Pourquoi l'indépendance ?

Au fil des années, nous avons largement montré que notre combat est d’abord celui de nos compatriotes bretons qui luttent dans leurs entreprises pour l’emploi et la justice sociale, qui se mobilisent pour un développement économique de notre pays au service de tous et dans le respect de notre patrimoine naturel, qui se battent pour la défense de notre langue et de notre culture, qui militent au quotidien pour le droit de vivre décemment chez eux, en Bretagne.
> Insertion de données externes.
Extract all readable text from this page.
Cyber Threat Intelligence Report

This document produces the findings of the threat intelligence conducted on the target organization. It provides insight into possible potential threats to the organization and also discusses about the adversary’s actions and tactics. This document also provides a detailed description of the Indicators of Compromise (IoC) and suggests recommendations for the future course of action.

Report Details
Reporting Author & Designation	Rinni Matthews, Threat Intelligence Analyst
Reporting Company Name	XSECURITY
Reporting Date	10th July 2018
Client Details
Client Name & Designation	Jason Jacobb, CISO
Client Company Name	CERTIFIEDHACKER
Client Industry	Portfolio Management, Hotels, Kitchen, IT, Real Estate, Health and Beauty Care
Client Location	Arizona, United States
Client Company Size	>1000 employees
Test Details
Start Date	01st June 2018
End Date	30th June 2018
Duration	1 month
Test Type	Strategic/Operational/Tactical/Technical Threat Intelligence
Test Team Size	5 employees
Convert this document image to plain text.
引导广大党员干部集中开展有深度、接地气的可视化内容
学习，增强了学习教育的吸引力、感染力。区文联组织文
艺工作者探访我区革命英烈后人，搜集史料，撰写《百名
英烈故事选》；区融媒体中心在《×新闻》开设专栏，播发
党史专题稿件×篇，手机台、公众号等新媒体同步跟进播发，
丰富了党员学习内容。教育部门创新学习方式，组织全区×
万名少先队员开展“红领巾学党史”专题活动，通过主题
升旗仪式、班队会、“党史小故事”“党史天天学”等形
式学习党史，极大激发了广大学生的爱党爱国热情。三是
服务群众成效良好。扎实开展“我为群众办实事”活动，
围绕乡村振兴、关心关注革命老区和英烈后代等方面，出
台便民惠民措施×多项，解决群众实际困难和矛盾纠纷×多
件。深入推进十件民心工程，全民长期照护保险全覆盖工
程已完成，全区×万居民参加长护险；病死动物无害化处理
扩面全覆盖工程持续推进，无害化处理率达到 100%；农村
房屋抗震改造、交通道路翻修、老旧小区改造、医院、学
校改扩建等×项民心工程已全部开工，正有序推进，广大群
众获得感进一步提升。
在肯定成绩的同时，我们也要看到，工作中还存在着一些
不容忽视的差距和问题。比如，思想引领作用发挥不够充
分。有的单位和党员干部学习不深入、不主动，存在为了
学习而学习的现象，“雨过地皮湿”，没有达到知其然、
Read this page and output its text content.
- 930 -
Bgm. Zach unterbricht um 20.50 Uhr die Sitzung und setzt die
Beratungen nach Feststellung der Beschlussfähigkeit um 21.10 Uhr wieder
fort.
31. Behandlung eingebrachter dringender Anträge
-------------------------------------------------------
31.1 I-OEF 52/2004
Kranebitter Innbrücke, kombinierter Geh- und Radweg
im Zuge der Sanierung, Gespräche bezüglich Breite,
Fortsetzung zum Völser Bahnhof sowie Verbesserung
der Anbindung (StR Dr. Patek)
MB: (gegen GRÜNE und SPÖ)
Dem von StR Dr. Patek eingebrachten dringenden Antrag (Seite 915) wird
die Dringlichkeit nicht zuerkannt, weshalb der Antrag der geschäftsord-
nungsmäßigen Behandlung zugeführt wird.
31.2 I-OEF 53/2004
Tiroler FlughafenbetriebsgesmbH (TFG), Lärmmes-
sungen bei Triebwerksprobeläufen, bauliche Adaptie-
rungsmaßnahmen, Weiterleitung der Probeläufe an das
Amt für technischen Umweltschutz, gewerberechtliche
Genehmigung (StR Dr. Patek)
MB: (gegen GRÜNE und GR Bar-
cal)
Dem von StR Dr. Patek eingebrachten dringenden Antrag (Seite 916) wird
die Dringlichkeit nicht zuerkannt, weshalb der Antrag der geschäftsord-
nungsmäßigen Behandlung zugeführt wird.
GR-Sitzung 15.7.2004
Nous avons toujours désigné nos adversaires : l’État français centralisateur et négateur des Peuples et le système capitaliste avec ses avatars productiviste néo-libéraux.

            Cela dit sans mettre notre « Gwenn ha Du » dans notre poche nous n’avons pas été de ceux qui prétendaient qu’il suffit de changer de drapeau pour que les hommes et les femmes de Bretagne soient enfin libres au plan individuel et collectif. Et s’il est vrai que nous nous rangeons dans le camp indépendantiste, nous n’avons jamais situé le débat politique en Bretagne sur ce seul terrain-là.

 

L’indépendance est légitime. 

            Si l’on admet que la Bretagne existe en tant que peuple et nation distincte, il est légitime que l’on lutte pour sa souveraineté à l’instar de nombreux autre peuples du monde qui ont su préserver leur indépendance au cours de leur histoire ou qu’il l’ont obtenue après une lutte de libération nationale. Le fait d’être Breton ne doit pas nous priver des droits que les autres ont ou cela revient à dire que nous sommes pas Bretons mais sans doute Français vivant dans un espace géographique appelé Bretagne.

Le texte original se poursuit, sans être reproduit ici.